Background. Although clinical trials testing immunotherapies in glioblastoma (GBM) have yielded mixed results, new strategies targeting tumor-specific somatic coding mutations, termed neoantigens, represent promising therapeutic approaches. We characterized the microenvironment and neoantigen landscape of the aggressive CT2A GBM model in order to develop a platform to test combination checkpoint blockade and neoantigen vaccination. Methods. Flow cytometric analysis was performed on intracranial CT2A and GL261 tumor-infiltrating lymphocytes (TILs). Whole-exome DNA and RNA sequencing of the CT2A murine GSM was employed to identify expressed, somatic mutations. Predicted neoantigens were identified using the pVAC-seq software suite, and top-ranking candidates were screened for reactivity by interferon-gamma enzyme linked immunospot assays. Survival analysis was performed comparing neoantigen vaccination, anti-programmed cell death ligand 1 (alpha PD-L1), or combination therapy. Results. Compared with the GL261 model, CT2A exhibited immunologic features consistent with human GBM including reduced alpha PD-L1 sensitivity and hypofunctional TILs. Of the 29 CT2A neoantigens screened, we identified neoantigenspecific CD8+ T-cell responses in the intracranial TIL and draining lymph nodes to two H2-K-b restricted (Epb4(H471L) and Pomgnt1(R497L)) and one H2-D-b restricted neoantigen (Plin2(G332R)). Survival analysis showed that therapeutic neoantigen vaccination with Epb4(H471L), Pomgnt1(R497L), and Plin2(G332R), in combination with alpha PD-L1 treatment was superior to alpha PD-L1 alone. Conclusions.
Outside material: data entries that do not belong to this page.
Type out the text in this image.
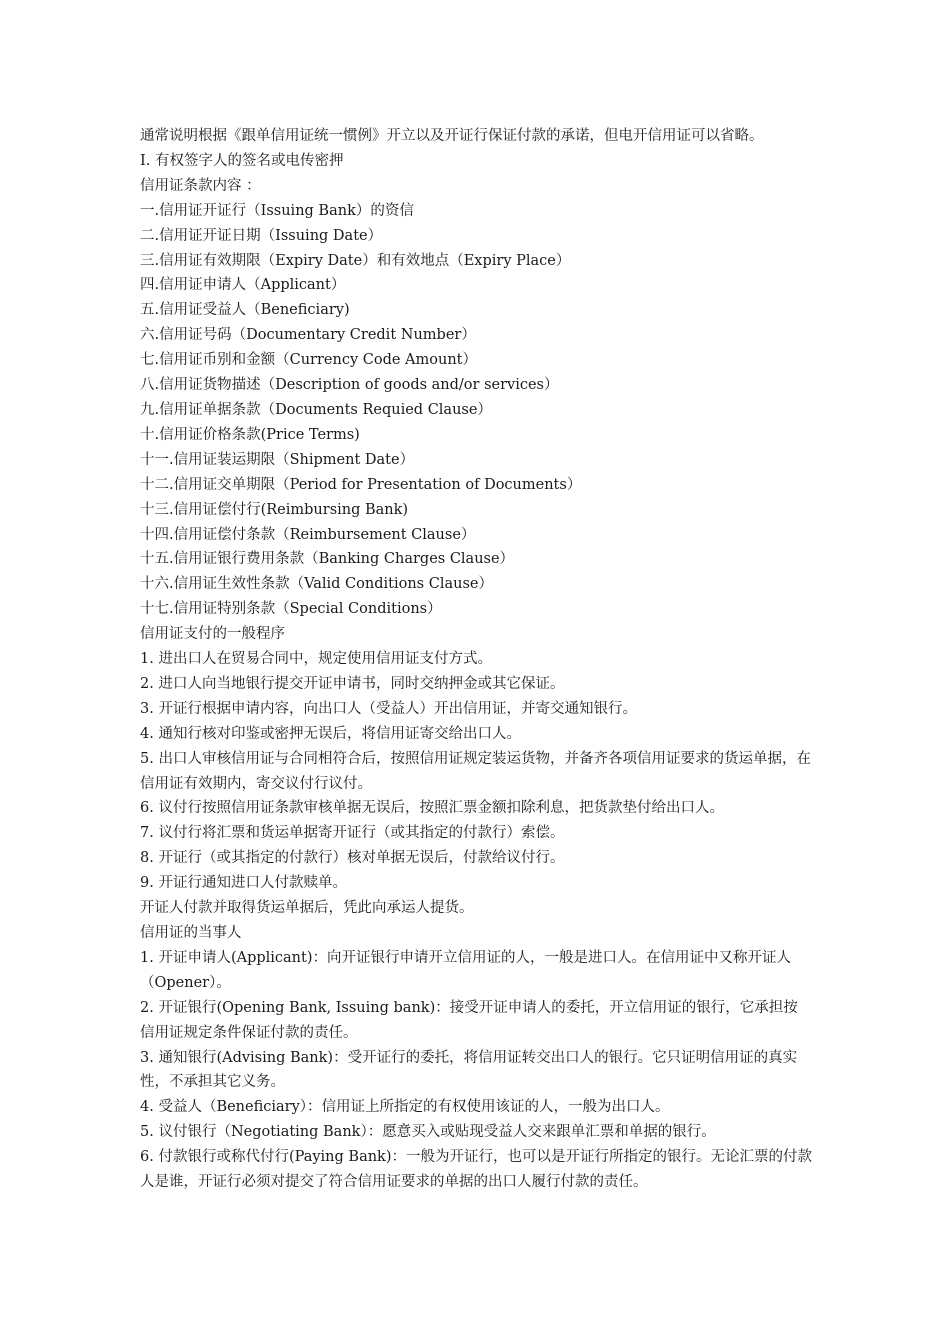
通常说明根据《跟单信用证统一惯例》开立以及开证行保证付款的承诺，但电开信用证可以省略。
I. 有权签字人的签名或电传密押
信用证条款内容 ：
一.信用证开证行（Issuing Bank）的资信
二.信用证开证日期（Issuing Date）
三.信用证有效期限（Expiry Date）和有效地点（Expiry Place）
四.信用证申请人（Applicant）
五.信用证受益人（Beneficiary)
六.信用证号码（Documentary Credit Number）
七.信用证币别和金额（Currency Code Amount）
八.信用证货物描述（Description of goods and/or services）
九.信用证单据条款（Documents Requied Clause）
十.信用证价格条款(Price Terms)
十一.信用证装运期限（Shipment Date）
十二.信用证交单期限（Period for Presentation of Documents）
十三.信用证偿付行(Reimbursing Bank)
十四.信用证偿付条款（Reimbursement Clause）
十五.信用证银行费用条款（Banking Charges Clause）
十六.信用证生效性条款（Valid Conditions Clause）
十七.信用证特别条款（Special Conditions）
信用证支付的一般程序
1. 进出口人在贸易合同中，规定使用信用证支付方式。
2. 进口人向当地银行提交开证申请书，同时交纳押金或其它保证。
3. 开证行根据申请内容，向出口人（受益人）开出信用证，并寄交通知银行。
4. 通知行核对印鉴或密押无误后，将信用证寄交给出口人。
5. 出口人审核信用证与合同相符合后，按照信用证规定装运货物，并备齐各项信用证要求的货运单据，在信用证有效期内，寄交议付行议付。
6. 议付行按照信用证条款审核单据无误后，按照汇票金额扣除利息，把货款垫付给出口人。
7. 议付行将汇票和货运单据寄开证行（或其指定的付款行）索偿。
8. 开证行（或其指定的付款行）核对单据无误后，付款给议付行。
9. 开证行通知进口人付款赎单。
开证人付款并取得货运单据后，凭此向承运人提货。
信用证的当事人
1. 开证申请人(Applicant)：向开证银行申请开立信用证的人，一般是进口人。在信用证中又称开证人（Opener）。
2. 开证银行(Opening Bank, Issuing bank)：接受开证申请人的委托，开立信用证的银行，它承担按信用证规定条件保证付款的责任。
3. 通知银行(Advising Bank)：受开证行的委托，将信用证转交出口人的银行。它只证明信用证的真实性，不承担其它义务。
4. 受益人（Beneficiary）：信用证上所指定的有权使用该证的人，一般为出口人。
5. 议付银行（Negotiating Bank）：愿意买入或贴现受益人交来跟单汇票和单据的银行。
6. 付款银行或称代付行(Paying Bank)：一般为开证行，也可以是开证行所指定的银行。无论汇票的付款人是谁，开证行必须对提交了符合信用证要求的单据的出口人履行付款的责任。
We identified endogenous neoantigen specific CD8+T cells within an alpha PD-L1 resistant murine GBM and show that neoantigen vaccination significantly augments survival benefit in combination with alpha PD-L1 treatment. These observations provide important preclinical correlates for GBM immunotherapy trials and support further investigation into the effects of multimodal immunotherapeutic interventions on antiglioma immunity.